If I understand Hegel correctly, then he claims that the philosopher's task is to understand history. — 64bithuman
To understand history it to understand the development of
geist - spirit or mind. This is not simply a matter of an individual studying the past as a subject matter separate from or other than the individual, but to know it from within as part of this development, to know it from the standpoint of the "universal individual".
From a thread a few years ago on the
Phenomenology
The quoted material is #27 and #28 from the Preface. The quotes are followed by my attempt to explicate the text. There are earlier posts in the thread that also address your questions.
27:
Knowing, as it is at first, or, as immediate spirit, is devoid of spirit, is sensuous consciousness. In order to become genuine knowing, or, in order to beget the element of science which is its pure concept, immediate spirit must laboriously travel down a long path.
Immediate spirit is devoid of spirit because it is consciousness of something other, that is, it is not self-consciousness. The path from consciousness of what is other to self-consciousness is the development of genuine knowing.
28:
However, the task of leading the individual from his culturally immature standpoint up to and into science had to be taken in its universal sense, and the universal individual, the world spirit, had to be examined in the development of its cultural education.

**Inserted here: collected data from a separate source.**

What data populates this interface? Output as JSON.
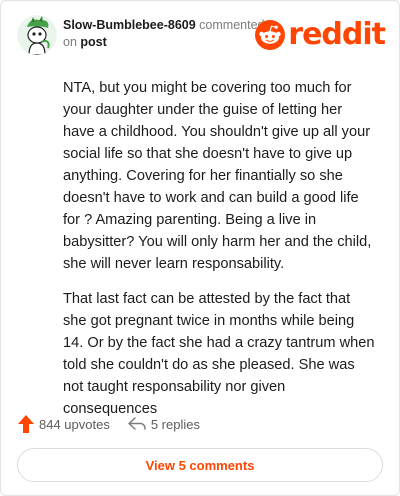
{
  "header": {
    "username": "Slow-Bumblebee-8609",
    "action_text": "commented",
    "on_text": "on",
    "post_link": "post",
    "brand": "reddit"
  },
  "comment": {
    "paragraphs": [
      "NTA, but you might be covering too much for your daughter under the guise of letting her have a childhood. You shouldn't give up all your social life so that she doesn't have to give up anything. Covering for her finantially so she doesn't have to work and can build a good life for ? Amazing parenting. Being a live in babysitter? You will only harm her and the child, she will never learn responsability.",
      "That last fact can be attested by the fact that she got pregnant twice in months while being 14. Or by the fact she had a crazy tantrum when told she couldn't do as she pleased. She was not taught responsability nor given consequences"
    ]
  },
  "actions": {
    "upvotes": "844 upvotes",
    "replies": "5 replies"
  },
  "view_comments_label": "View 5 comments",
  "colors": {
    "brand": "#ff4500",
    "text": "#1c1c1c",
    "muted": "#7c7c7c"
  },
  "icons": {
    "avatar": "snoo-avatar-icon",
    "logo": "reddit-snoo-icon",
    "upvote": "upvote-arrow-icon",
    "reply": "reply-arrow-icon"
  }
}
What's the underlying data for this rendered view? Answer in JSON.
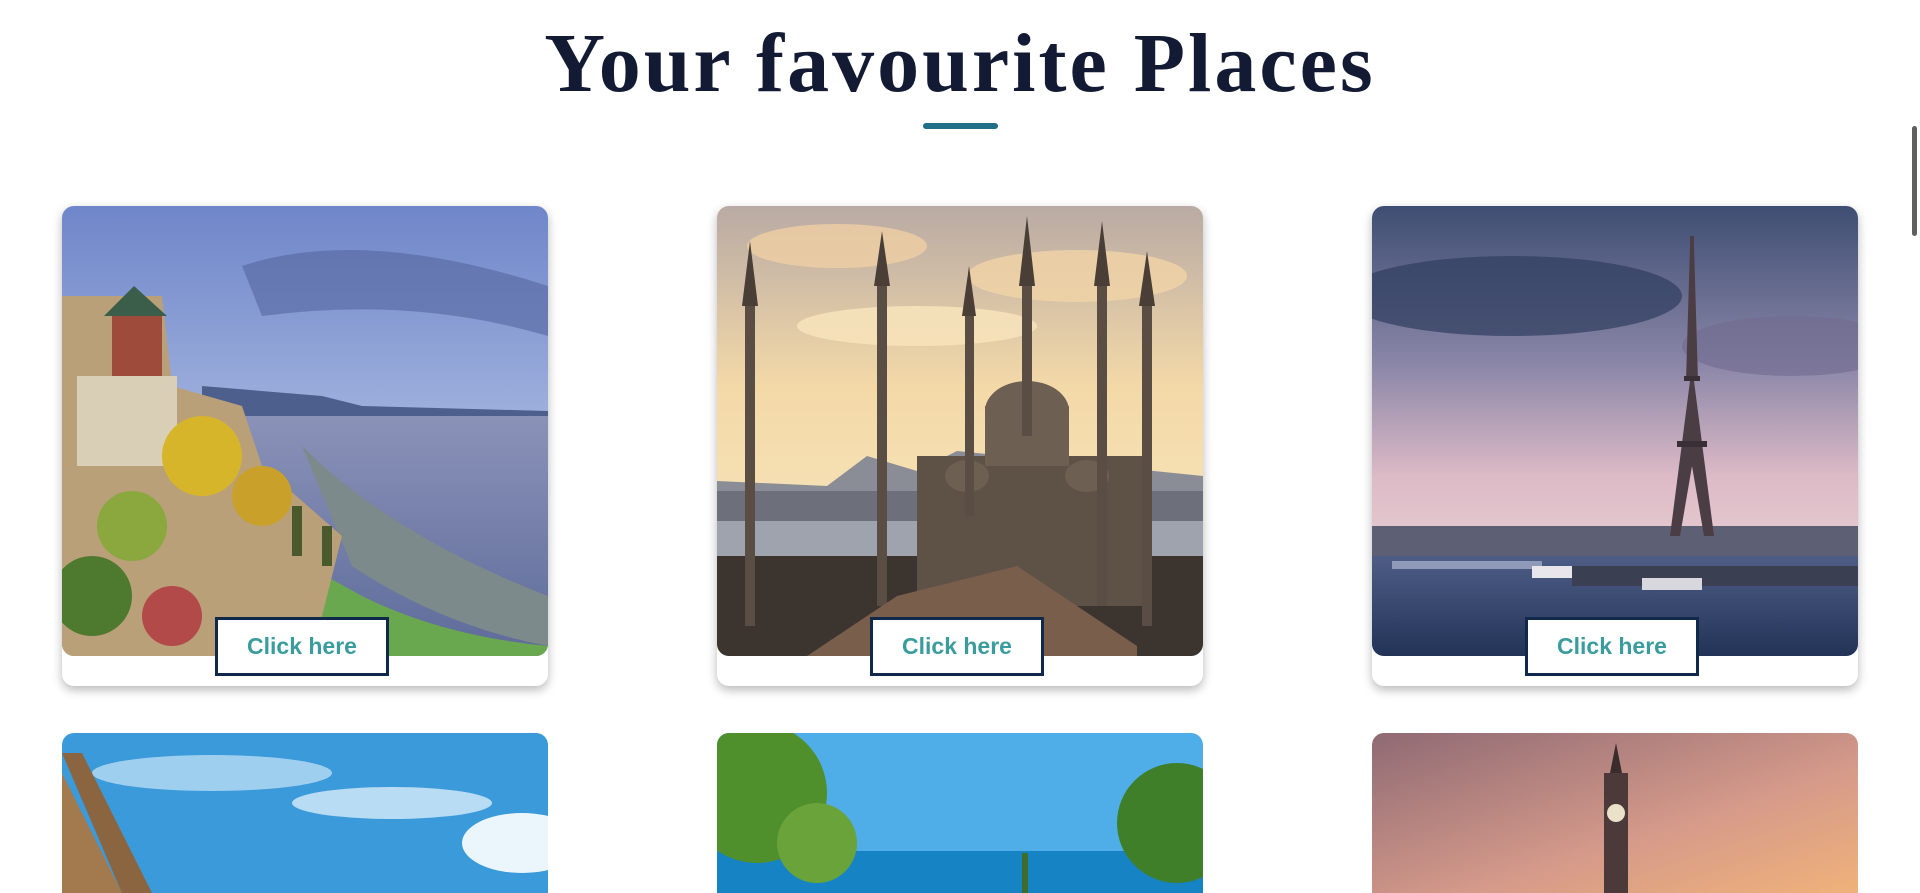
{
  "page": {
    "title": "Your favourite Places",
    "accent_color": "#1f6f86",
    "button_text_color": "#3a9c9c",
    "button_border_color": "#10284a"
  },
  "places": [
    {
      "button_label": "Click here",
      "scene": "quebec-chateau-river"
    },
    {
      "button_label": "Click here",
      "scene": "istanbul-blue-mosque"
    },
    {
      "button_label": "Click here",
      "scene": "paris-eiffel-tower"
    },
    {
      "scene": "thatched-roof-blue-sky"
    },
    {
      "scene": "sea-view-trees"
    },
    {
      "scene": "mecca-clock-tower"
    }
  ]
}
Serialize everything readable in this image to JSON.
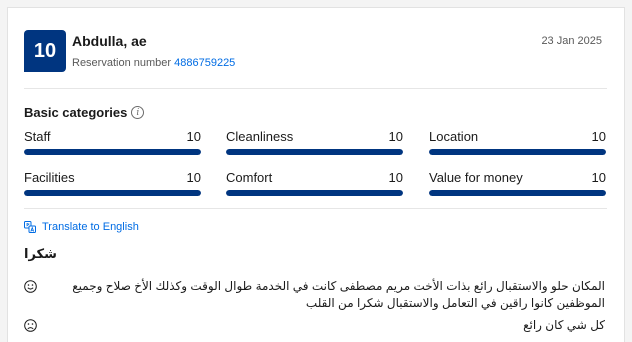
{
  "review": {
    "score": "10",
    "reviewer_name": "Abdulla, ae",
    "reservation_label": "Reservation number",
    "reservation_number": "4886759225",
    "date": "23 Jan 2025"
  },
  "categories": {
    "title": "Basic categories",
    "info_icon": "i",
    "max_score": 10,
    "items": [
      {
        "label": "Staff",
        "score": "10",
        "value": 10
      },
      {
        "label": "Cleanliness",
        "score": "10",
        "value": 10
      },
      {
        "label": "Location",
        "score": "10",
        "value": 10
      },
      {
        "label": "Facilities",
        "score": "10",
        "value": 10
      },
      {
        "label": "Comfort",
        "score": "10",
        "value": 10
      },
      {
        "label": "Value for money",
        "score": "10",
        "value": 10
      }
    ]
  },
  "translate": {
    "label": "Translate to English",
    "icon": "translate-icon"
  },
  "body": {
    "title": "شكرا",
    "positive": "المكان حلو والاستقبال رائع بذات الأخت مريم مصطفى كانت في الخدمة طوال الوقت وكذلك الأخ صلاح وجميع الموظفين كانوا راقين في التعامل والاستقبال شكرا من القلب",
    "negative": "كل شي كان رائع",
    "positive_icon": "smiley-happy-icon",
    "negative_icon": "smiley-sad-icon"
  },
  "colors": {
    "brand": "#003580",
    "link": "#006ce4",
    "bar_track": "#e7e7e7"
  }
}
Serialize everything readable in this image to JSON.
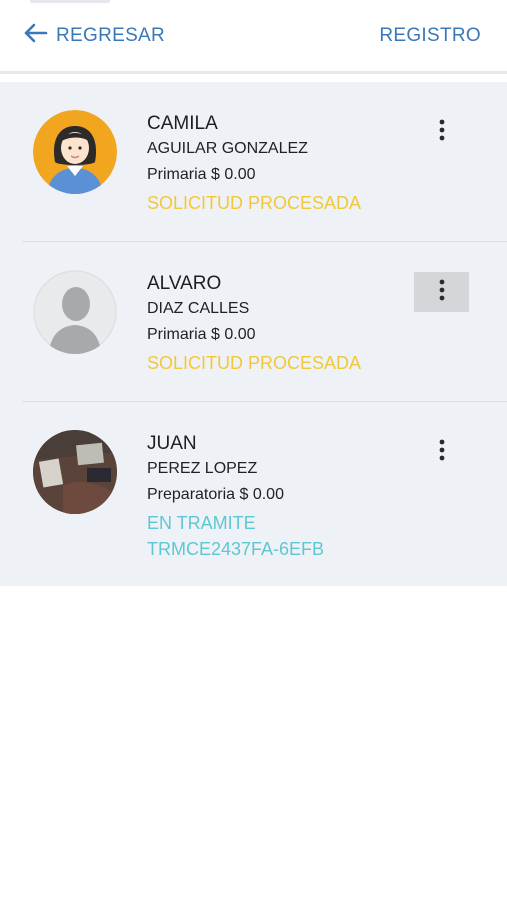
{
  "header": {
    "back_label": "REGRESAR",
    "register_label": "REGISTRO"
  },
  "students": [
    {
      "first_name": "CAMILA",
      "last_names": "AGUILAR GONZALEZ",
      "level_amount": "Primaria $ 0.00",
      "status": "SOLICITUD PROCESADA",
      "status_color": "#f3c838",
      "avatar": "girl-avatar-icon"
    },
    {
      "first_name": "ALVARO",
      "last_names": "DIAZ CALLES",
      "level_amount": "Primaria $ 0.00",
      "status": "SOLICITUD PROCESADA",
      "status_color": "#f3c838",
      "avatar": "default-user-avatar-icon"
    },
    {
      "first_name": "JUAN",
      "last_names": "PEREZ LOPEZ",
      "level_amount": "Preparatoria $ 0.00",
      "status": "EN TRAMITE",
      "status_color": "#5ec7d4",
      "code": "TRMCE2437FA-6EFB",
      "avatar": "photo-avatar"
    }
  ],
  "colors": {
    "accent": "#3a78b8",
    "list_background": "#eef1f5"
  }
}
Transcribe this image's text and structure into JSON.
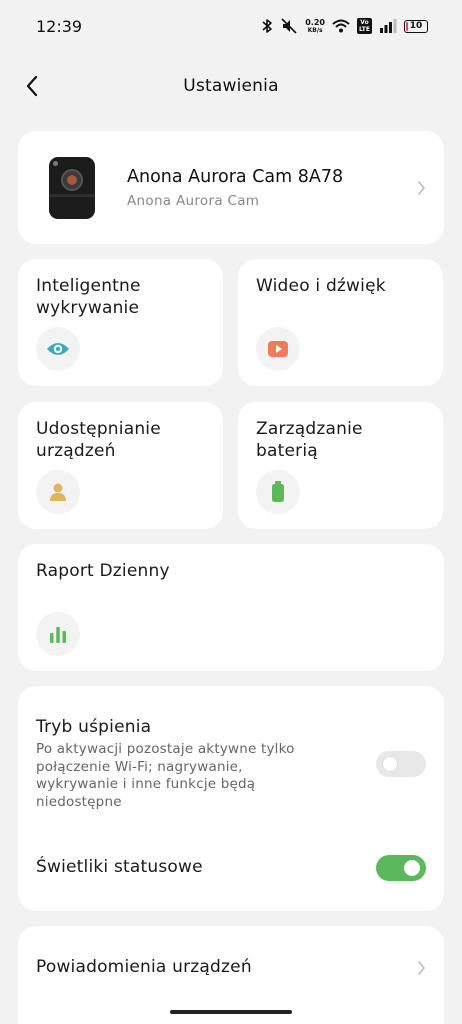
{
  "status_bar": {
    "time": "12:39",
    "net_speed_value": "0.20",
    "net_speed_unit": "KB/s",
    "volte_top": "Vo",
    "volte_bottom": "LTE",
    "battery_level": "10",
    "icons": [
      "bluetooth-icon",
      "mute-icon",
      "wifi-icon",
      "signal-icon",
      "battery-icon"
    ]
  },
  "header": {
    "title": "Ustawienia",
    "back_icon": "chevron-left-icon"
  },
  "device": {
    "name": "Anona Aurora Cam 8A78",
    "model": "Anona Aurora Cam"
  },
  "tiles": [
    {
      "label_line1": "Inteligentne",
      "label_line2": "wykrywanie",
      "icon": "eye-icon",
      "icon_color": "#3fa8c0"
    },
    {
      "label_line1": "Wideo i dźwięk",
      "label_line2": "",
      "icon": "video-play-icon",
      "icon_color": "#f07b5c"
    },
    {
      "label_line1": "Udostępnianie",
      "label_line2": "urządzeń",
      "icon": "person-icon",
      "icon_color": "#e0b45e"
    },
    {
      "label_line1": "Zarządzanie",
      "label_line2": "baterią",
      "icon": "battery-icon",
      "icon_color": "#5cb85c"
    }
  ],
  "report": {
    "label": "Raport Dzienny",
    "icon": "bar-chart-icon",
    "icon_color": "#5cb85c"
  },
  "settings": {
    "sleep_mode": {
      "title": "Tryb uśpienia",
      "description": "Po aktywacji pozostaje aktywne tylko połączenie Wi-Fi; nagrywanie, wykrywanie i inne funkcje będą niedostępne",
      "enabled": false
    },
    "status_lights": {
      "title": "Świetliki statusowe",
      "enabled": true
    }
  },
  "notifications": {
    "label": "Powiadomienia urządzeń"
  },
  "colors": {
    "accent_green": "#5cb85c",
    "background": "#f2f2f2",
    "card": "#ffffff"
  }
}
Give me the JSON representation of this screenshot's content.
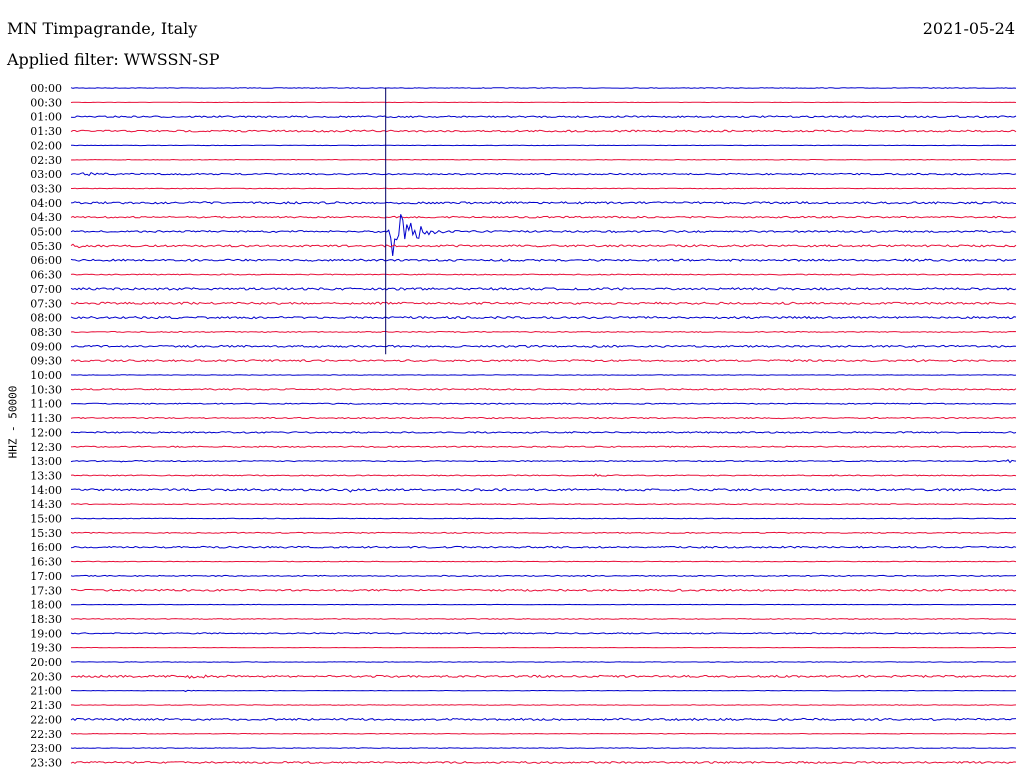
{
  "header": {
    "station": "MN Timpagrande, Italy",
    "filter": "Applied filter: WWSSN-SP",
    "date": "2021-05-24",
    "channel": "HHZ - 50000"
  },
  "colors": {
    "blue": "#0000cc",
    "red": "#e8103a"
  },
  "chart_data": {
    "type": "line",
    "title": "MN Timpagrande, Italy",
    "subtitle": "Applied filter: WWSSN-SP",
    "ylabel": "HHZ - 50000",
    "rows": [
      "00:00",
      "00:30",
      "01:00",
      "01:30",
      "02:00",
      "02:30",
      "03:00",
      "03:30",
      "04:00",
      "04:30",
      "05:00",
      "05:30",
      "06:00",
      "06:30",
      "07:00",
      "07:30",
      "08:00",
      "08:30",
      "09:00",
      "09:30",
      "10:00",
      "10:30",
      "11:00",
      "11:30",
      "12:00",
      "12:30",
      "13:00",
      "13:30",
      "14:00",
      "14:30",
      "15:00",
      "15:30",
      "16:00",
      "16:30",
      "17:00",
      "17:30",
      "18:00",
      "18:30",
      "19:00",
      "19:30",
      "20:00",
      "20:30",
      "21:00",
      "21:30",
      "22:00",
      "22:30",
      "23:00",
      "23:30"
    ],
    "row_colors": [
      "blue",
      "red"
    ],
    "noise_level": [
      0.3,
      0.2,
      0.8,
      0.9,
      0.2,
      0.3,
      0.7,
      0.3,
      1.0,
      0.8,
      0.9,
      1.0,
      1.0,
      0.5,
      1.1,
      1.0,
      1.0,
      0.5,
      0.9,
      0.9,
      0.2,
      0.7,
      0.5,
      0.6,
      0.7,
      0.6,
      0.5,
      0.5,
      1.0,
      0.4,
      0.3,
      0.5,
      0.8,
      0.3,
      0.5,
      0.9,
      0.2,
      0.4,
      0.6,
      0.2,
      0.2,
      1.0,
      0.2,
      0.3,
      1.0,
      0.3,
      0.3,
      0.9
    ],
    "events": [
      {
        "row": 6,
        "t": 0.01,
        "amp": 3,
        "dur": 0.05
      },
      {
        "row": 10,
        "t": 0.335,
        "amp": 38,
        "dur": 0.06
      },
      {
        "row": 10,
        "t": 0.57,
        "amp": 2,
        "dur": 0.01
      },
      {
        "row": 11,
        "t": 0.0,
        "amp": 3,
        "dur": 0.03
      },
      {
        "row": 19,
        "t": 0.89,
        "amp": 3,
        "dur": 0.03
      },
      {
        "row": 26,
        "t": 0.05,
        "amp": 2,
        "dur": 0.04
      },
      {
        "row": 26,
        "t": 0.99,
        "amp": 5,
        "dur": 0.01
      },
      {
        "row": 28,
        "t": 0.295,
        "amp": 4,
        "dur": 0.005
      },
      {
        "row": 27,
        "t": 0.55,
        "amp": 2,
        "dur": 0.05
      },
      {
        "row": 41,
        "t": 0.12,
        "amp": 3,
        "dur": 0.05
      },
      {
        "row": 42,
        "t": 0.12,
        "amp": 2,
        "dur": 0.01
      }
    ],
    "marker": {
      "t": 0.333,
      "from_row": 4,
      "to_row": 18
    }
  }
}
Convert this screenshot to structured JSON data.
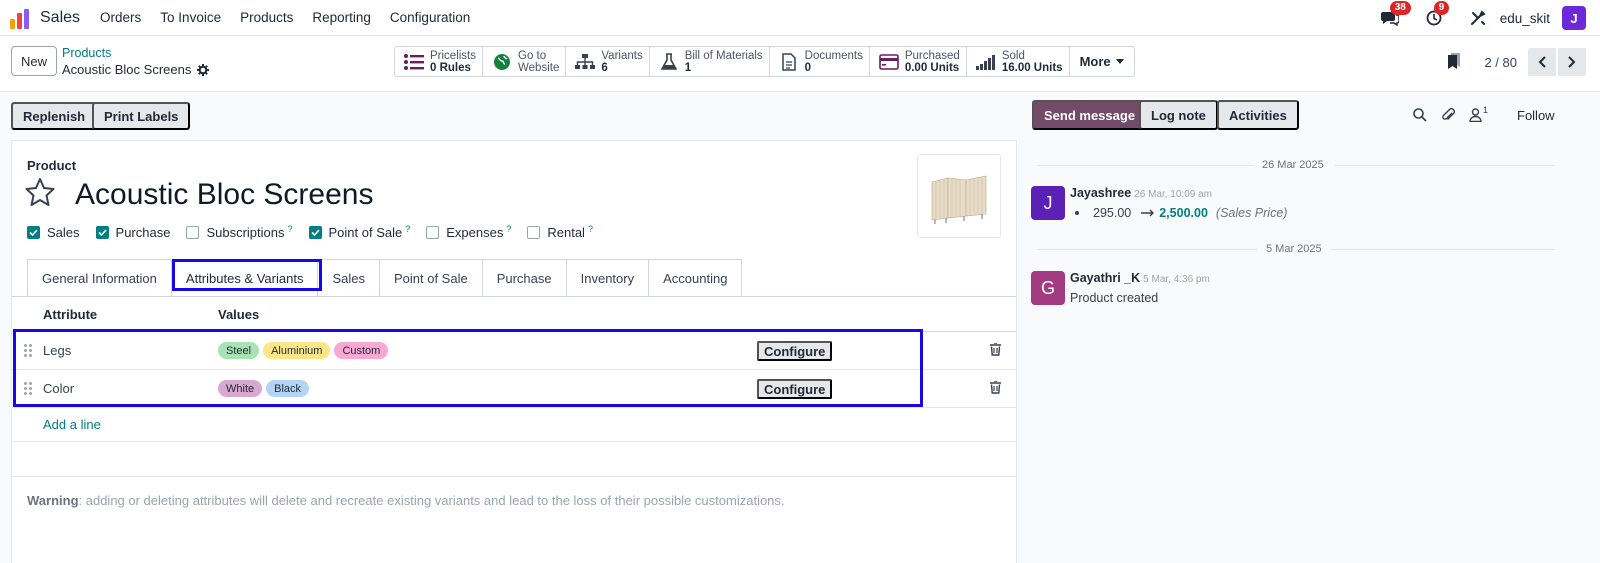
{
  "app": {
    "name": "Sales"
  },
  "menu": [
    "Orders",
    "To Invoice",
    "Products",
    "Reporting",
    "Configuration"
  ],
  "topbar": {
    "messages_count": "38",
    "activities_count": "9",
    "company": "edu_skit",
    "user_initial": "J"
  },
  "breadcrumb": {
    "new_label": "New",
    "parent": "Products",
    "current": "Acoustic Bloc Screens"
  },
  "smart_buttons": [
    {
      "icon": "list-icon",
      "line1": "Pricelists",
      "line2": "0 Rules"
    },
    {
      "icon": "globe-icon",
      "line1": "Go to",
      "line2": "Website"
    },
    {
      "icon": "sitemap-icon",
      "line1": "Variants",
      "line2": "6"
    },
    {
      "icon": "flask-icon",
      "line1": "Bill of Materials",
      "line2": "1"
    },
    {
      "icon": "document-icon",
      "line1": "Documents",
      "line2": "0"
    },
    {
      "icon": "credit-card-icon",
      "line1": "Purchased",
      "line2": "0.00 Units"
    },
    {
      "icon": "signal-icon",
      "line1": "Sold",
      "line2": "16.00 Units"
    }
  ],
  "more_label": "More",
  "pager": {
    "value": "2 / 80"
  },
  "actions": {
    "replenish": "Replenish",
    "print_labels": "Print Labels"
  },
  "product": {
    "label": "Product",
    "name": "Acoustic Bloc Screens",
    "checkboxes": [
      {
        "label": "Sales",
        "checked": true,
        "help": false
      },
      {
        "label": "Purchase",
        "checked": true,
        "help": false
      },
      {
        "label": "Subscriptions",
        "checked": false,
        "help": true
      },
      {
        "label": "Point of Sale",
        "checked": true,
        "help": true
      },
      {
        "label": "Expenses",
        "checked": false,
        "help": true
      },
      {
        "label": "Rental",
        "checked": false,
        "help": true
      }
    ],
    "help_mark": "?"
  },
  "tabs": [
    "General Information",
    "Attributes & Variants",
    "Sales",
    "Point of Sale",
    "Purchase",
    "Inventory",
    "Accounting"
  ],
  "attributes": {
    "col_attribute": "Attribute",
    "col_values": "Values",
    "rows": [
      {
        "name": "Legs",
        "values": [
          {
            "label": "Steel",
            "color": "#a7e3b3"
          },
          {
            "label": "Aluminium",
            "color": "#fde68a"
          },
          {
            "label": "Custom",
            "color": "#f9a8d4"
          }
        ]
      },
      {
        "name": "Color",
        "values": [
          {
            "label": "White",
            "color": "#d8a8d0"
          },
          {
            "label": "Black",
            "color": "#b3d4f5"
          }
        ]
      }
    ],
    "configure_label": "Configure",
    "add_line": "Add a line",
    "warning_bold": "Warning",
    "warning_text": ": adding or deleting attributes will delete and recreate existing variants and lead to the loss of their possible customizations."
  },
  "chatter": {
    "send_message": "Send message",
    "log_note": "Log note",
    "activities": "Activities",
    "followers_count": "1",
    "follow": "Follow",
    "date1": "26 Mar 2025",
    "msg1": {
      "initial": "J",
      "author": "Jayashree",
      "time": "26 Mar, 10:09 am",
      "old_value": "295.00",
      "new_value": "2,500.00",
      "field": "(Sales Price)",
      "avatar_color": "#5b21b6"
    },
    "date2": "5 Mar 2025",
    "msg2": {
      "initial": "G",
      "author": "Gayathri _K",
      "time": "5 Mar, 4:36 pm",
      "body": "Product created",
      "avatar_color": "#a33b83"
    }
  },
  "colors": {
    "accent": "#017e84",
    "primary": "#714b67",
    "highlight": "#1808e8"
  }
}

The universal individual, the world spirit, is not any particular individual:
... the particular individual is an incomplete spirit, a concrete shape whose entire existence falls into one determinateness and in which the other features are only present as intermingled traits.
The universal individual is one formed by the development of Western culture. Although genuine knowing involves both subject and object and is in that sense subjective, it is not a matter of whatever any particular individual declares or thinks or believes. It is universal subjectivity. But it is not simply a matter of consensus, that is, what is true is not so because most or all at any given time take it to be true.
In any spirit that stands higher than another, the lower concrete existence has descended to the status of an insignificant moment; what was formerly at stake is now only a trace; its shape has been
covered over and has become a simple shading of itself. The individual whose substance is spirit standing at the higher level runs through these past forms in the way that a person who takes up a higher science goes through those preparatory studies which he has long ago internalized in order to make their content current before him; he calls them to mind without having his interest linger upon them.
Each stage of development is secondary to the completion of the movement of spirit. By way of analogy, one's first steps are of momentous importance but cease to be important as one learns to walk and run. Hegel is not minimizing the importance of what those before him have accomplished. Their accomplishments, however, have become internalized, part of one's cultural education. However great the accomplishments of Plato or Kant or Newton or anyone else, they are only moments in the development of knowledge and the world spirit. Although we may never accomplish what they did we are able to see further than they by standing on their shoulders.
In that way, each individual spirit also runs through the culturally formative stages of the universal
spirit, but it runs through them as shapes which spirit has already laid aside, as stages on a path that has been worked out and leveled out in the same way that we see fragments of knowing, which in earlier ages occupied men of mature minds, now sink to the level of exercises, and even to that of games for children. In this pedagogical progression, we recognize the history of the cultural formation of the world sketched in silhouette. This past existence has already become an acquired possession of the universal spirit; it constitutes the substance of the individual, or, his inorganic nature. – In this respect, the cultural formation of the individual regarded from his own point of view consists in his acquiring all of this which is available, in his living off that inorganic nature and in his taking possession of it for himself.
Our inorganic nature is our spiritual nature. We are as we are not because of some timeless and invariant human nature or individual particularity. It is as it is because our spiritual nature is cultural and historical. The " cultural formation of the individual regarded from his own point of view" appears to be a matter of what he or she acquires on his own, but:
... this is nothing but the universal spirit itself, or, substance giving itself its self-consciousness, or, its coming-to-be and its reflective turn into itself.
It is not the individual person but the instantiation or indwelling of spirit manifest in the individual.